Field Effect in an MOS Structure
Numerical Experiments with Matlab
Guofu Niu
Copyright © 2002 by Guofu Niu
Chapter 1. Description
The doping concentration for the p-type body is 5.000000e+015 /cm3. The gate oxide thickness is 30 nm. The following matlab program calculates the gate voltage as a function of surface potential. The intermediate variable is the total charge density in silicon body.Field Effect . The essence of field-effect is modulation of the inversion charge by controlling the surface potential. As we discussed in detail in our lecture, the total charges, including both inversion charges and depletion charges, can be written as a function of surface potential. The potential drop across the gate oxide is then obtained as a function of the surface potential. The sum of the potential drop across the gate oxide and across the silicon surface space charge region (equal to surface potential) gives the gate voltage. This way we obtain a curve of gate voltage versus surface potential. This method avoids solving the surface potential for a given gate voltage, which does not have an explicit solution.
Chapter 2. The main Matlab program
vgphis.mstartup;
Na = 5e15; %cm
tox_nm = 30; %nm
tox = tox_nm * 1e-7; % to cm
dum = 0;
% dielectric const of oxide
ep_ox = get_const('EpsilonOxide');
Cox = ep_ox / tox;
phi_bi = 0.56 + phi_f(Na);
% thermal voltage
p_t = get_const('ThermalVoltage');
% define the range of surface potential
% in terms of thermal voltage
ps_st = 5*p_t;
ps_en = 2*phi_f(Na) + 10*p_t;
N=100;
ps = linspace(ps_st, ps_en, N);
Q_s = qs(ps, Na);
phi_g = ps + Q_s./Cox;
Vg = phi_g - phi_bi;
figure(1);
plot(ps, Vg);
xlabel('\phi_s (V)');
ylabel('gate voltage V_{GB} (V)');
figure(2);
plot(Vg, ps);
ylabel('\phi_s (V)');
xlabel('gate voltage V_{GB} (V)');
figure(3);
Q_b = qb(ps, Na);
Q_i = qinv(ps, Na);
plot(ps, Q_b, ps, Q_i, ps, Q_s);
xlabel('surface potential \phi_s (V)');
ylabel('Q_I, Q_B, and Q_S (C/cm^2)');
legend('Depletion charge Q_B', 'Inversion charge Q_I', 'Total silicon charge Q_S');
figure(4);
plot(Vg, Q_i);
xlabel('gate-to-body voltage V_{GB} (V)');
ylabel('inversion electron charge Q_I (C/cm^2)');
figure(5);
plot(Vg, Q_b, Vg, Q_i, Vg, Q_s);
xlabel('gate-to-body voltage V_{GB} (V)');
ylabel('Q_I, Q_B, and Q_S (C/cm^2)');
legend('Depletion charge Q_B', 'Inversion charge Q_I', 'Total silicon charge Q_S');
figure(6);
semilogy(Vg, Q_i);
xlabel('gate-to-body voltage V_{GB} (V)');
ylabel('inversion electron charge Q_I (C/cm^2)');
Graphics of Results
Chapter 3. Total, Depletion and Inversion Charges
Total charge in silicon body Qs . The following is the matlab code for Qs. The input parameters are surface potential phi_s, and doping concentration Na.

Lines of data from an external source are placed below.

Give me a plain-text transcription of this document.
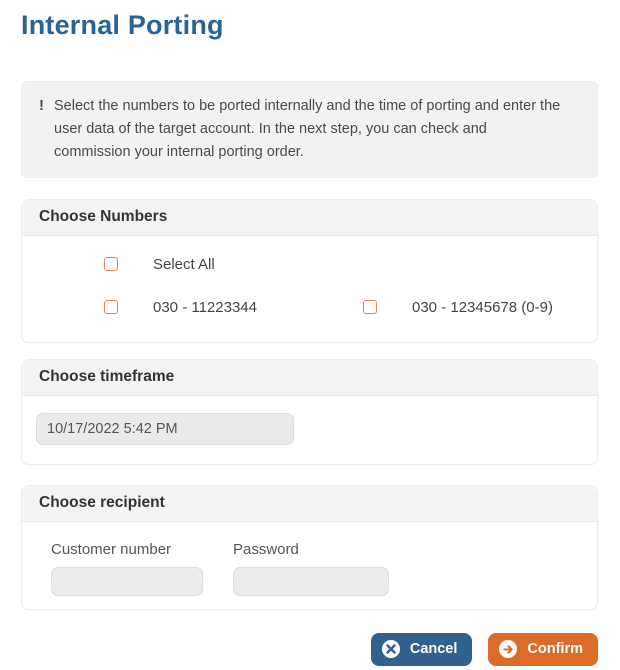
Internal Porting
! Select the numbers to be ported internally and the time of porting and enter the user data of the target account. In the next step, you can check and commission your internal porting order.
Choose Numbers
Select All
030 - 11223344	030 - 12345678 (0-9)
Choose timeframe
10/17/2022 5:42 PM
Choose recipient
Customer number	Password
Cancel	Confirm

function qs = qs(phi_s, Na)
dum = 0;
p_t = get_const('ThermalVoltage');
p_f = phi_f(Na);
tmp1 = get_const('sqrt_2qeps');
tmp2 = sqrt(Na);
tmp3 = (phi_s - 2*p_f)./p_t;
tmp4 = sqrt(phi_s + p_t.*exp(tmp3));
qs = tmp1*tmp2*tmp4;
Depletion charge in Si body Qb . The following program calculates Qb, the depletion charge, as a function of phi_s, the surface potential, and Na.
function qb = qb(phi_s, Na)
% qb - returns area depletion charge
% phi_s: surface potential (in V)
% Na: p-type body doping (in /cm^3)
tmp1 = get_const('sqrt_2qeps');
tmp2 = sqrt(Na);
tmp4 = sqrt(phi_s);
qb = tmp1*tmp2*tmp4;
Inversion Charge QI (electron charge) . Inversion charge QI is simply the difference between the total silicon charge and the silicon depletion charge.

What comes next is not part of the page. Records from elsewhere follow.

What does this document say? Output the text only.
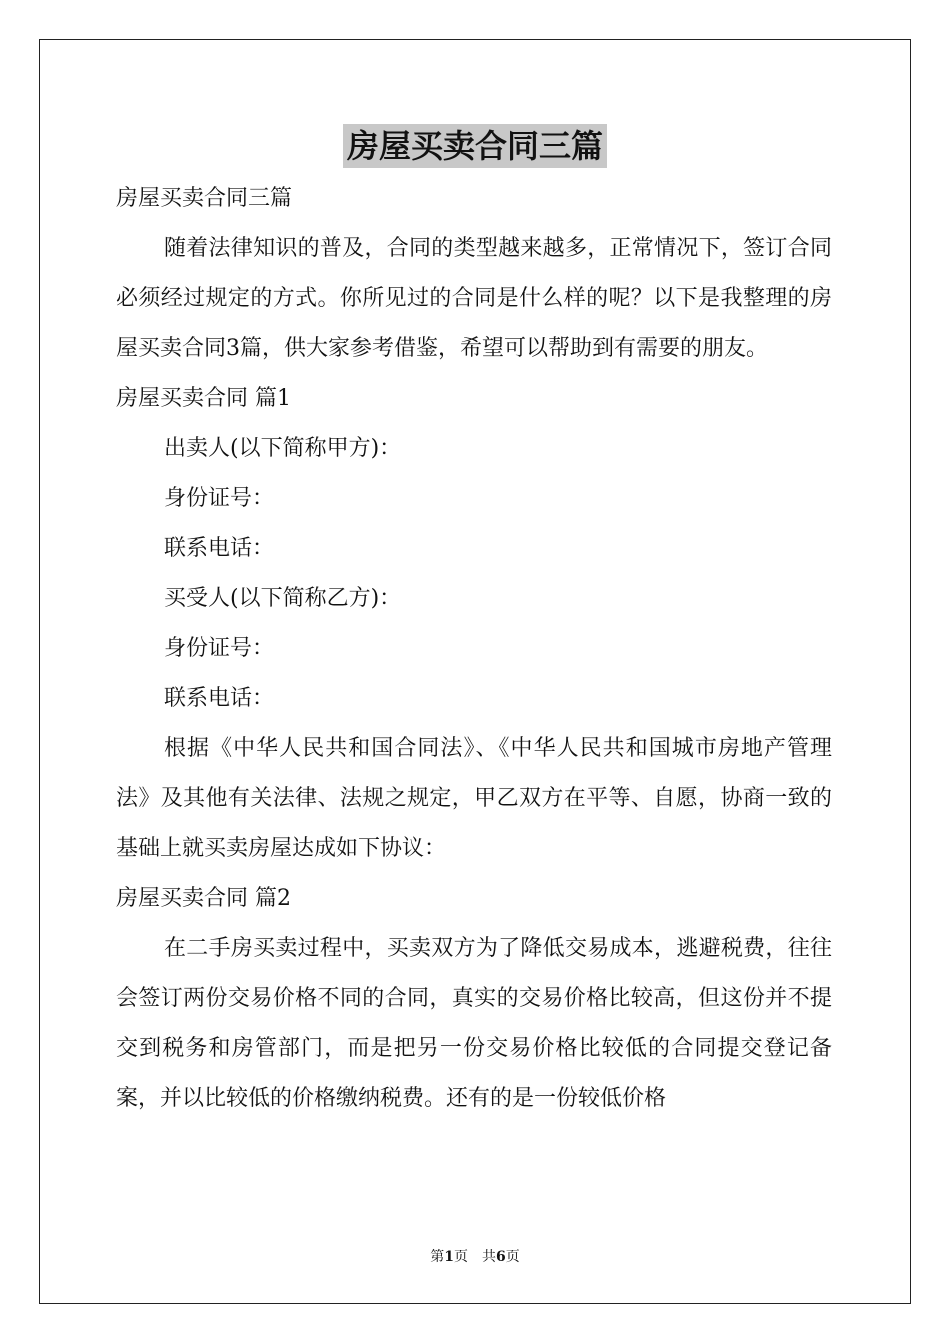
房屋买卖合同三篇
房屋买卖合同三篇
随着法律知识的普及，合同的类型越来越多，正常情况下，签订合同必须经过规定的方式。你所见过的合同是什么样的呢？以下是我整理的房屋买卖合同3篇，供大家参考借鉴，希望可以帮助到有需要的朋友。
房屋买卖合同 篇1
出卖人(以下简称甲方)：
身份证号：
联系电话：
买受人(以下简称乙方)：
身份证号：
联系电话：
根据《中华人民共和国合同法》、《中华人民共和国城市房地产管理法》及其他有关法律、法规之规定，甲乙双方在平等、自愿，协商一致的基础上就买卖房屋达成如下协议：
房屋买卖合同 篇2
在二手房买卖过程中，买卖双方为了降低交易成本，逃避税费，往往会签订两份交易价格不同的合同，真实的交易价格比较高，但这份并不提交到税务和房管部门，而是把另一份交易价格比较低的合同提交登记备案，并以比较低的价格缴纳税费。还有的是一份较低价格
第1页 共6页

function qi = qinv(phi_s, Na)
qi = qs(phi_s, Na) - qb(phi_s, Na);
Chapter 4. Common Supporting Functions
Physical Constants . The following introduces how to use the function get_const(constantName) to get values of physical constants. I wrote this function to allow you easily add your own constant definition by modifying get_const.m. These are handy when you need to write some program related to field-effect transistor operation and modeling.
Usage
For example, to get the value of a constant like thermal voltage is easy, simply use:
phi_t = get_const('ThermalVoltage');
or:
phi_t = get_const('phi_t');
or
phi_t = get_const('Vt');
or
phi_g = get_const('V_t');
For the value of intrinsic concentration:
ni = get_const('ni');
or
ni = get_const('IntrinsicConcentration');
function answer = get_const(constName)
% get_const: returns value of a physical constant
%
switch lower(constName)
case {'phi_t', 'thermalvoltage', 'vt', 'v_t'}
answer = 25.8e-3; % V
case {'eps_si', 'epssi', 'epssilicon','epsilonsilicon'}
answer = 1.04e-12; % F/cm
case {'eps_ox', 'epsilonoxide', 'epsox', 'epssio2', 'epsoxide'}
answer = 3.45e-13; % F/cm
case {'ni', 'intrinsicn', 'n_i', 'intrinsicconcentration', 'intrinsicconc'}
answer = 1.4e10; % /cm^3
case {'q', 'echarge', 'elementarycharge','electroncharge'}
answer = 1.602e-19; % C
case {'sqrt_2qeps','sqrt2qeps'}
answer = 5.79e-16; % FV^(1/2)cm^(-1/2)
otherwise
display('Unknown constant name');
end
function phi = phi_f(Na)
% phi_f - returns Fermi potential of p-type body
% Na - doping conc in /cm^3
dum = 0;
p_t = get_const('ThermalVoltage');
n_i = get_const('IntrinsicConcentration');
phi = p_t .* log(Na/n_i);
Chapter 5. Beautify Your Matlab Graphics
Graphics Setting . Default matlab graphics may not be satisfactory. Lines are too thin, and fonts are too small. This is often a problem if you need to include a matlab figure in your report or paper. If you are using UNIX, put this following startup.m file in your working directory, and then start matlab from your working directory. If you are using windows, you can simply put the following statement as your first matlab statement: startup; ....
% start up file startup.m
% change the font size and line width as well as axes position
set(0,'DefaultAxesFontSize',12);
set(0,'DefaultTextFontSize',12);
set(0,'DefaultAxesLinewidth',2);
set(0,'DefaultLineLinewidth',2);
set(0,'DefaultAxesPosition',[0.15 0.2 0.7 0.6]);